Calling his service offerings, such as jewelry repair, a customer relationship builder, Drosos said, “The better we do it, the more lifetime relationships we build and the more lifetime value we capture. When someone hands us a precious piece of jewelry for repair, and we beautifully refresh the quality, we create evangelists. It is a powerful and emotional moment of truth and also an engine for future growth.”

And with customer budgets tight, Signet offers a variety of credit, lease, and split payment options. In fiscal year 2022, credit, leasing and other financing options accounted for 41% of sales in North America.

To the victor goes all the loot

Given all the stress consumers experienced last year due to the pandemic, it’s hard to explain how jewelry consumption grew by 50% as preliminary data from the BEA suggests. That said, Signet was able to keep up with sales up 50% year-over-year and 28% during fiscal 2020.

When asked if we could see a similar drop in the jewelry category as experienced in the 2008/2009 recession, Signet president Jamie Singleton was unable to speak to the broader industry, but for Signet, she said she is well positioned no matter what. . The company’s sales and market share growth are a certainty.

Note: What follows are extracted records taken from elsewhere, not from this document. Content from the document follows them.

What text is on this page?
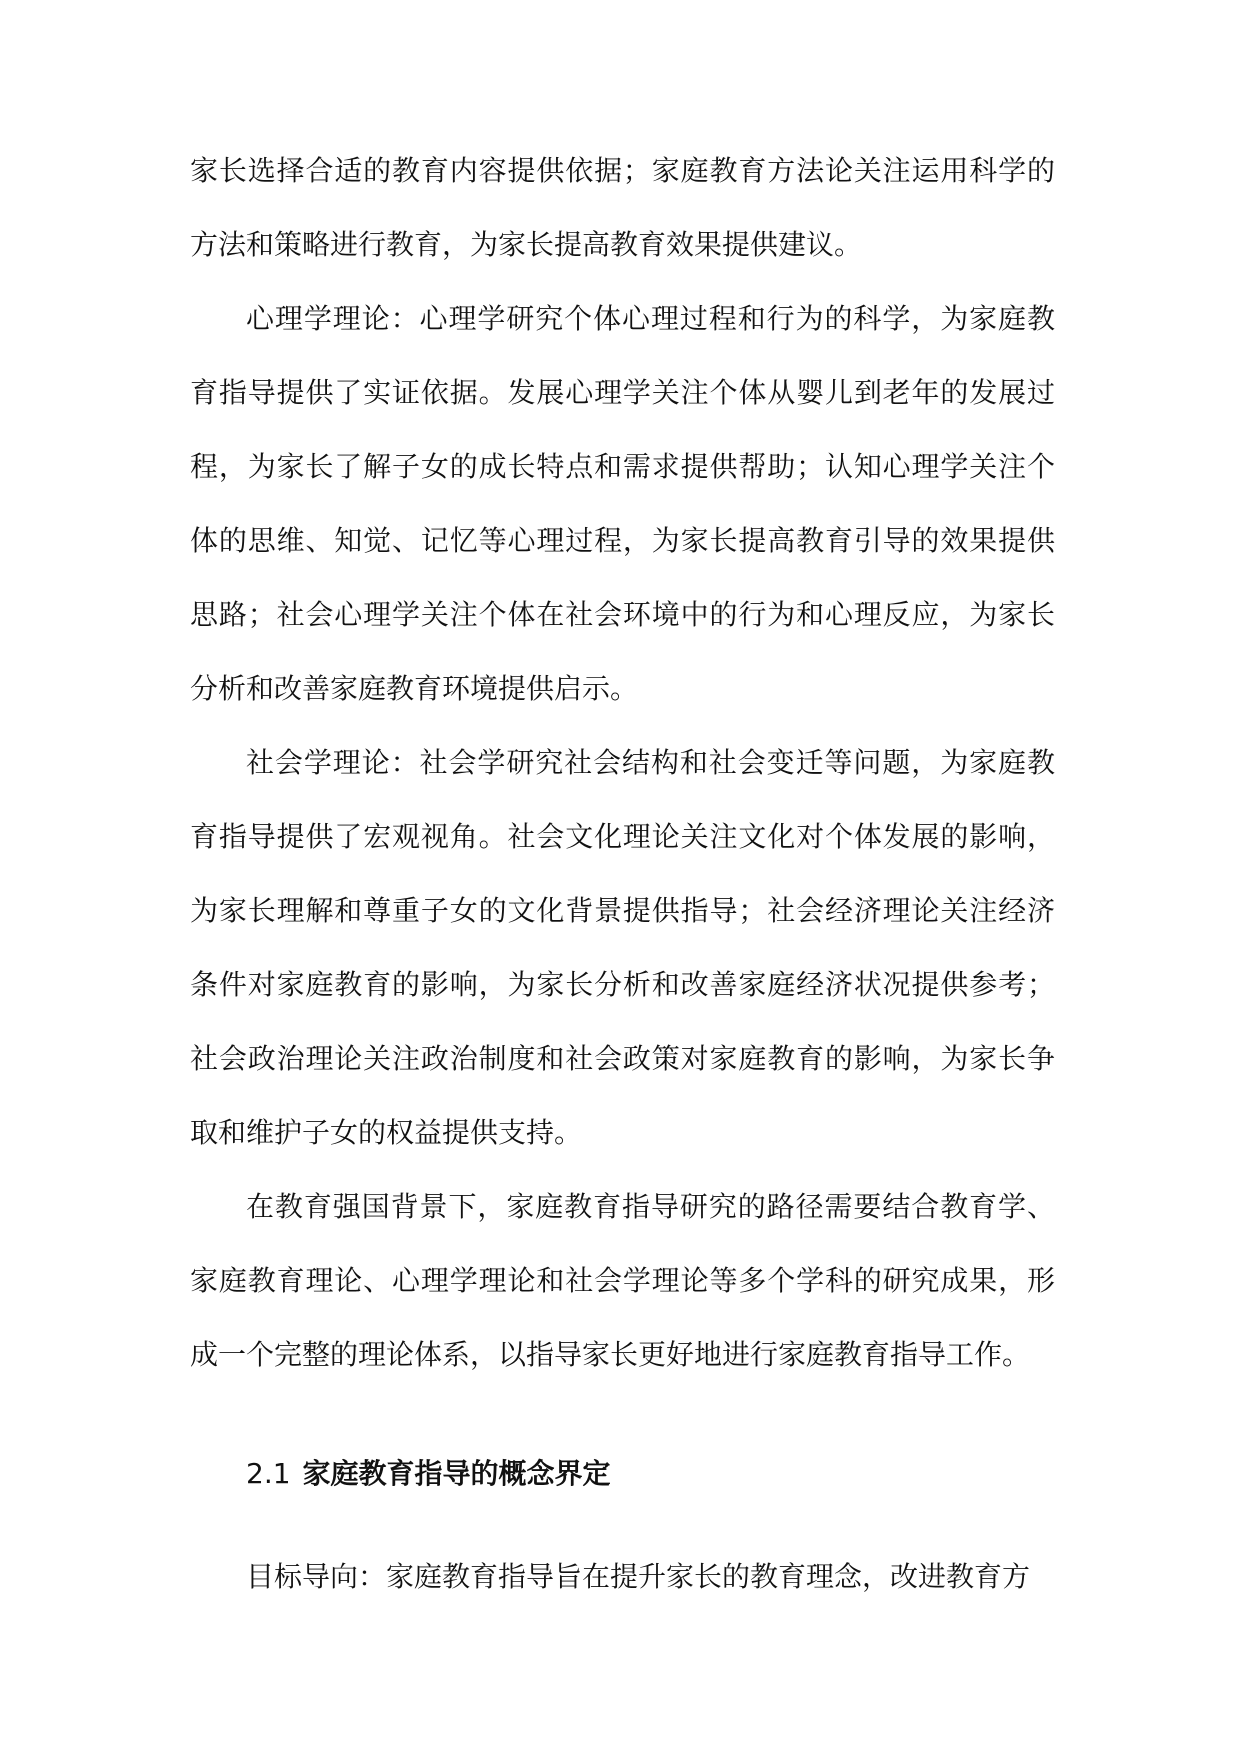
家长选择合适的教育内容提供依据；家庭教育方法论关注运用科学的方法和策略进行教育，为家长提高教育效果提供建议。

心理学理论：心理学研究个体心理过程和行为的科学，为家庭教育指导提供了实证依据。发展心理学关注个体从婴儿到老年的发展过程，为家长了解子女的成长特点和需求提供帮助；认知心理学关注个体的思维、知觉、记忆等心理过程，为家长提高教育引导的效果提供思路；社会心理学关注个体在社会环境中的行为和心理反应，为家长分析和改善家庭教育环境提供启示。

社会学理论：社会学研究社会结构和社会变迁等问题，为家庭教育指导提供了宏观视角。社会文化理论关注文化对个体发展的影响，为家长理解和尊重子女的文化背景提供指导；社会经济理论关注经济条件对家庭教育的影响，为家长分析和改善家庭经济状况提供参考；社会政治理论关注政治制度和社会政策对家庭教育的影响，为家长争取和维护子女的权益提供支持。

在教育强国背景下，家庭教育指导研究的路径需要结合教育学、家庭教育理论、心理学理论和社会学理论等多个学科的研究成果，形成一个完整的理论体系，以指导家长更好地进行家庭教育指导工作。

2.1 家庭教育指导的概念界定

目标导向：家庭教育指导旨在提升家长的教育理念，改进教育方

“In times of duress, people engage at even higher levels. After the last recession, the bridal business picked up first,” she stated. “And in those times, people want to give a meaningful gift with lasting value.

“Investing money in jewelry is a better value in times of inflation. It has lasting sentimental value. People’s budgets may change, but they will still want jewelry and we really focus on value engineering and our value equation, like lab-grown diamonds that offer better prices than natural diamonds for bigger looks.

“As a company, we are data-driven and customer-led. We are leveraging our scale to drive value and price points that our customers want, because we know what they want in jewelry,” he concludes.

Note: Fixed a typo that incorrectly read “2017” for “2007”. Corrected 4:00 pm April 4, 2022.